Moj lekarz powiedział że w Oleśnicy to wolna amerykanka jest, no zgadzam się z tym nie ma co ale porodów mają tam multum.
A powiedz mi położne Ci przynosiły dziecko jak leżałaś po CC czy dupa blada i dopiero po pionizacji? Działaś coś laktatoeem w tej pierwszej dobie czy odpuściłaś?
Nie wiem dlaczego najbardziej wlasnie mnie stresuje temat kp. Dałam sobie taką presje wewnętrzna tez a wiem ze to nie pomaga.Wiadomość wyedytowana przez autora: 15 stycznia 2021, 11:28
Corka wrzesien 2018 18 cykl staran
Poronienie listopad 2019 7tc
Synek styczeń 2021 -
Tak ze skierowaniem szłam, ale to nie było bezpośrednie zagrożenie życia. I w Oleśnicy, nikt się nie pochylił nad dokumentacja medyczną tylko zapisano i poinformowano mnie, kiedy mam przyjechać. Od razu mi zapowiedziano, że to jak będę rodzić będzie zależało od lekarza jaki będzie na dyżurze. Mój mąż się zapytał czy lekarz bierze odpowiedzialność za ewentualne powikłania. To rozmowa przybrała nie miły ton.

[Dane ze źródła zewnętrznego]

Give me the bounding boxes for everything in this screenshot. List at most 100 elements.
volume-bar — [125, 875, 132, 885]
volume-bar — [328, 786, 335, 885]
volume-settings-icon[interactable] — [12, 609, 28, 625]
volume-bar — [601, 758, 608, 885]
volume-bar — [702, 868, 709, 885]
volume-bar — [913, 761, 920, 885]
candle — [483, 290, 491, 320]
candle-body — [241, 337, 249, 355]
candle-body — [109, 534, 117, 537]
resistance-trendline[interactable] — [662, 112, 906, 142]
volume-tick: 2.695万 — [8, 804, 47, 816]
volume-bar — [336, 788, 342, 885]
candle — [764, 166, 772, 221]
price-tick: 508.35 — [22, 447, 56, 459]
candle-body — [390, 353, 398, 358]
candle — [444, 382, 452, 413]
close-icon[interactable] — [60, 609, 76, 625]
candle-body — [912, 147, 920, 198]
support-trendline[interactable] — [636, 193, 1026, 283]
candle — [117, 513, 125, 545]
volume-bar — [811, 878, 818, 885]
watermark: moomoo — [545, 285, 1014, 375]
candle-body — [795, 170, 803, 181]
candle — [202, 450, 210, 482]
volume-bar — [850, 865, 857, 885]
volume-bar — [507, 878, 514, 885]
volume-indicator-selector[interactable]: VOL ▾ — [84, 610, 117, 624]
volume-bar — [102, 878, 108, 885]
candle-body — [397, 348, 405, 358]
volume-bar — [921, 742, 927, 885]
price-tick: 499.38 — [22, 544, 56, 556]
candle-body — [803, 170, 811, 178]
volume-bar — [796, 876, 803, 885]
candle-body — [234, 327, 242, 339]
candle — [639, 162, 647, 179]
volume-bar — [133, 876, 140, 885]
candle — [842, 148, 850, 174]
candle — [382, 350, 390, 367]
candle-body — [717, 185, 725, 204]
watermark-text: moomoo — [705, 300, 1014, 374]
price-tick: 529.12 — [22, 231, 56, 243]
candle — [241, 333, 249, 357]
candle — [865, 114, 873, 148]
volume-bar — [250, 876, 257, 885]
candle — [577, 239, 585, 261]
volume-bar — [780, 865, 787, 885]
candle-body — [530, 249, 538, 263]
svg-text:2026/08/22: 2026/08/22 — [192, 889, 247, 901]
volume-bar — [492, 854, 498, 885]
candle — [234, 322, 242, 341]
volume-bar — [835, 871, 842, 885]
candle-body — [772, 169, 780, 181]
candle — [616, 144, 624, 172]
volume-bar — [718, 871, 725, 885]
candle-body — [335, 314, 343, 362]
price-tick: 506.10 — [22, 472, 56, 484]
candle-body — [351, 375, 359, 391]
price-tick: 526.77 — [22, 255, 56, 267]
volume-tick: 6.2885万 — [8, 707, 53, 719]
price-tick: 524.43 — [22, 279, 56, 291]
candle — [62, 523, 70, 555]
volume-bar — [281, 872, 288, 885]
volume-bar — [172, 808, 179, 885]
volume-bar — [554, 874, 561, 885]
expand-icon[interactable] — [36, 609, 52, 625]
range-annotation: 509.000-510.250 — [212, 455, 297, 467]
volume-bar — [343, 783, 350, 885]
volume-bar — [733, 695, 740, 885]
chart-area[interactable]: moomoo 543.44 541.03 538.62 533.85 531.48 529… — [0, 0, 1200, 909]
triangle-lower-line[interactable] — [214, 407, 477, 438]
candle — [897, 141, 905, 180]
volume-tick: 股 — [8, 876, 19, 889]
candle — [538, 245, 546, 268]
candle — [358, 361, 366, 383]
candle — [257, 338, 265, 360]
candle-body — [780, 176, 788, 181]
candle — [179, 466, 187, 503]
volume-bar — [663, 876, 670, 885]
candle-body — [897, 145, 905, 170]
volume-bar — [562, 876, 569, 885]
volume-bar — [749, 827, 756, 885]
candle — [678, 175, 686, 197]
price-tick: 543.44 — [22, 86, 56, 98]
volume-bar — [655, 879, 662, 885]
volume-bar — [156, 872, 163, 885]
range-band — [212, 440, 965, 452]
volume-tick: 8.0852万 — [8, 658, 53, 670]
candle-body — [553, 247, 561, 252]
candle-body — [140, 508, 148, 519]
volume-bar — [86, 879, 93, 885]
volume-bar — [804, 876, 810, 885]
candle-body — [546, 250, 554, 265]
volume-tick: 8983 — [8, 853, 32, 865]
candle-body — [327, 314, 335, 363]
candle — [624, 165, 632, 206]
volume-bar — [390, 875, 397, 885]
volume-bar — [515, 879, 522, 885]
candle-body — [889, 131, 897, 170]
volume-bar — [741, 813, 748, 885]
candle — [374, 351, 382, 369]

Dodatkowo obserwując grupę Hallo gdzie rodzić... Nie raz widziałam jak negatywne opinie o Oleśnicy były usuwane. I nie raz doktor Gizella się udzielała z prywatnymi wycieczkami do byłych pacjentek.

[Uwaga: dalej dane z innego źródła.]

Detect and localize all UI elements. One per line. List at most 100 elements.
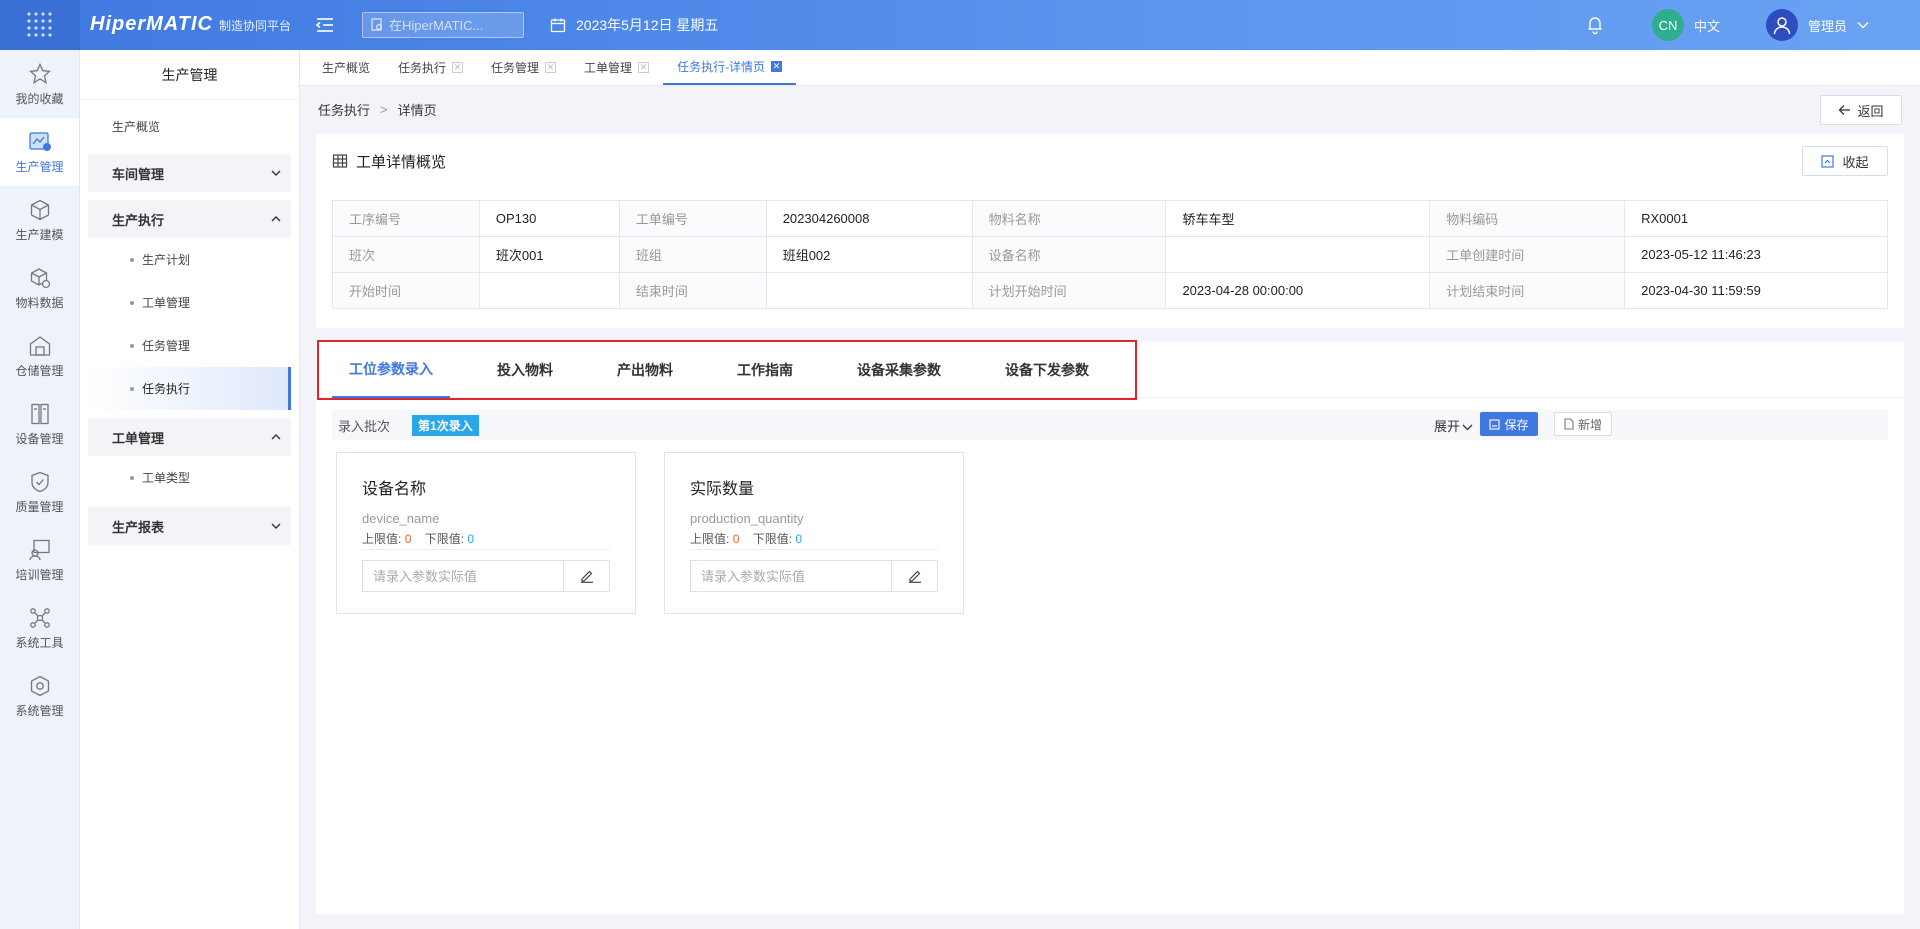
- param-card-device-name: 设备名称 device_name 上限值: 0 下限值: 0: [336, 452, 636, 614]
- rail-item-modeling[interactable]: 生产建模: [0, 186, 79, 254]
- collapse-button[interactable]: 收起: [1802, 146, 1888, 176]
- param-input-group: [362, 560, 610, 592]
- rail-item-warehouse[interactable]: 仓储管理: [0, 322, 79, 390]
- field-label: 工序编号: [332, 200, 480, 237]
- tab-output-material[interactable]: 产出物料: [600, 342, 690, 398]
- search-input[interactable]: [389, 17, 509, 33]
- sub-sidebar: 生产管理 生产概览 车间管理 生产执行 生产计划 工单管理 任务管理 任务执行 …: [80, 50, 300, 929]
- language-label: 中文: [1694, 18, 1721, 34]
- param-limits: 上限值: 0 下限值: 0: [690, 530, 938, 550]
- breadcrumb-parent[interactable]: 任务执行: [318, 100, 370, 119]
- expand-toggle[interactable]: 展开: [1434, 416, 1473, 435]
- field-label: 班次: [332, 236, 480, 273]
- bullet-dot: [130, 300, 134, 305]
- back-button[interactable]: 返回: [1820, 95, 1902, 125]
- rail-item-device[interactable]: 设备管理: [0, 390, 79, 458]
- tab-label: 任务管理: [491, 60, 540, 75]
- app-grid-button[interactable]: [0, 0, 80, 50]
- param-value-input[interactable]: [363, 561, 563, 591]
- rail-item-system[interactable]: 系统管理: [0, 662, 79, 730]
- notification-button[interactable]: [1586, 15, 1604, 38]
- param-panel: 工位参数录入 投入物料 产出物料 工作指南 设备采集参数 设备下发参数 录入批次…: [316, 340, 1904, 914]
- sidebar-item-label: 任务管理: [142, 339, 191, 353]
- field-value: [1165, 236, 1431, 273]
- field-value: [478, 272, 620, 309]
- sidebar-group-workorder[interactable]: 工单管理: [88, 418, 291, 456]
- sidebar-title: 生产管理: [80, 50, 299, 100]
- tab-task-manage[interactable]: 任务管理 ✕: [477, 49, 570, 85]
- add-button[interactable]: 新增: [1554, 412, 1612, 436]
- table-row: 工序编号 OP130 工单编号 202304260008 物料名称 轿车车型 物…: [332, 200, 1888, 237]
- field-value: 202304260008: [765, 200, 973, 237]
- field-value: [765, 272, 973, 309]
- tab-collect-params[interactable]: 设备采集参数: [840, 342, 958, 398]
- tab-work-guide[interactable]: 工作指南: [720, 342, 810, 398]
- module-rail: 我的收藏 生产管理 生产建模 物料数据 仓储管理 设备管理 质量管理 培训管理 …: [0, 50, 80, 929]
- logo-text: HiperMATIC: [90, 13, 213, 35]
- tab-input-material[interactable]: 投入物料: [480, 342, 570, 398]
- tab-issue-params[interactable]: 设备下发参数: [988, 342, 1106, 398]
- bell-icon: [1588, 17, 1602, 35]
- close-icon[interactable]: ✕: [452, 61, 464, 73]
- sidebar-item-workorder[interactable]: 工单管理: [88, 281, 291, 324]
- breadcrumb: 任务执行 > 详情页: [318, 100, 437, 119]
- menu-toggle-button[interactable]: [314, 14, 336, 36]
- sidebar-group-label: 生产执行: [112, 212, 165, 228]
- edit-button[interactable]: [891, 561, 937, 591]
- tab-station-params[interactable]: 工位参数录入: [332, 342, 450, 398]
- sidebar-item-plan[interactable]: 生产计划: [88, 238, 291, 281]
- breadcrumb-current: 详情页: [397, 103, 437, 118]
- table-row: 开始时间 结束时间 计划开始时间 2023-04-28 00:00:00 计划结…: [332, 272, 1888, 309]
- rail-item-production[interactable]: 生产管理: [0, 118, 79, 186]
- language-switch[interactable]: CN 中文: [1652, 9, 1720, 41]
- batch-tag[interactable]: 第1次录入: [412, 414, 479, 436]
- param-value-input[interactable]: [691, 561, 891, 591]
- lower-limit-value: 0: [467, 532, 475, 546]
- card-title: 工单详情概览: [356, 153, 447, 171]
- upper-limit-value: 0: [732, 532, 740, 546]
- close-icon[interactable]: ✕: [638, 61, 650, 73]
- tab-overview[interactable]: 生产概览: [308, 49, 384, 85]
- save-button[interactable]: 保存: [1480, 412, 1538, 436]
- sidebar-item-task-execution[interactable]: 任务执行: [88, 367, 291, 410]
- sidebar-item-overview[interactable]: 生产概览: [80, 108, 299, 146]
- sidebar-group-execution[interactable]: 生产执行: [88, 200, 291, 238]
- card-header: 工单详情概览: [316, 134, 1904, 188]
- chevron-up-icon: [271, 434, 281, 440]
- lower-limit-label: 下限值:: [424, 532, 465, 546]
- rail-item-material[interactable]: 物料数据: [0, 254, 79, 322]
- param-input-group: [690, 560, 938, 592]
- sidebar-item-task-manage[interactable]: 任务管理: [88, 324, 291, 367]
- collapse-label: 收起: [1842, 154, 1869, 170]
- user-menu[interactable]: 管理员: [1766, 9, 1869, 41]
- rail-item-training[interactable]: 培训管理: [0, 526, 79, 594]
- sidebar-group-report[interactable]: 生产报表: [88, 507, 291, 545]
- avatar: [1766, 9, 1798, 41]
- param-card-quantity: 实际数量 production_quantity 上限值: 0 下限值: 0: [664, 452, 964, 614]
- batch-bar: 录入批次 第1次录入 展开 保存 新增: [332, 410, 1888, 440]
- tab-workorder[interactable]: 工单管理 ✕: [570, 49, 663, 85]
- rail-item-tools[interactable]: 系统工具: [0, 594, 79, 662]
- rail-item-favorites[interactable]: 我的收藏: [0, 50, 79, 118]
- edit-button[interactable]: [563, 561, 609, 591]
- page-tabs: 生产概览 任务执行 ✕ 任务管理 ✕ 工单管理 ✕ 任务执行-详情页 ✕: [300, 50, 1920, 86]
- field-label: 工单创建时间: [1429, 236, 1626, 273]
- tab-label: 生产概览: [322, 60, 371, 75]
- cube-icon: [30, 199, 49, 220]
- sidebar-item-workorder-type[interactable]: 工单类型: [88, 456, 291, 499]
- field-value: RX0001: [1624, 200, 1888, 237]
- tab-task-detail[interactable]: 任务执行-详情页 ✕: [663, 49, 797, 85]
- sidebar-group-label: 车间管理: [112, 166, 165, 182]
- sidebar-group-workshop[interactable]: 车间管理: [88, 154, 291, 192]
- bullet-dot: [130, 386, 134, 391]
- breadcrumb-separator: >: [380, 102, 388, 117]
- sidebar-item-label: 任务执行: [142, 382, 191, 396]
- close-icon[interactable]: ✕: [545, 61, 557, 73]
- field-label: 计划结束时间: [1429, 272, 1626, 309]
- collapse-icon: [1821, 154, 1835, 168]
- rail-item-quality[interactable]: 质量管理: [0, 458, 79, 526]
- global-search[interactable]: [362, 12, 524, 38]
- tab-task-execution[interactable]: 任务执行 ✕: [384, 49, 477, 85]
- close-icon[interactable]: ✕: [771, 60, 783, 72]
- field-label: 物料名称: [971, 200, 1167, 237]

Do cc na klinikach mnie właśnie doktor myszczyszyn kwalifikował.
Po cc dostałam mała zaraz z pytaniem czy chcę spróbować nakarmić. Jeszcze na sali pooperacyjnej. To była gdzieś 12. Później na pooperacyjnej jej nie karmiłam - nikt mi nie proponował nawet. Poza tym byłam bez męża, tylko z przyjaciółka. Mała mogła być ze mną tylko jak przyjaciółka była ze mną na sali i jej pilnowała.
Prawdziwe karmienie zaczęłam dopiero kolejnej doby. Jak już mała była ze mną. Nie miałam w ogóle laktatora w szpitalu. Jedyne co to zrobiłam sobie dwa, może trzy razy saszetkę femaltikeru.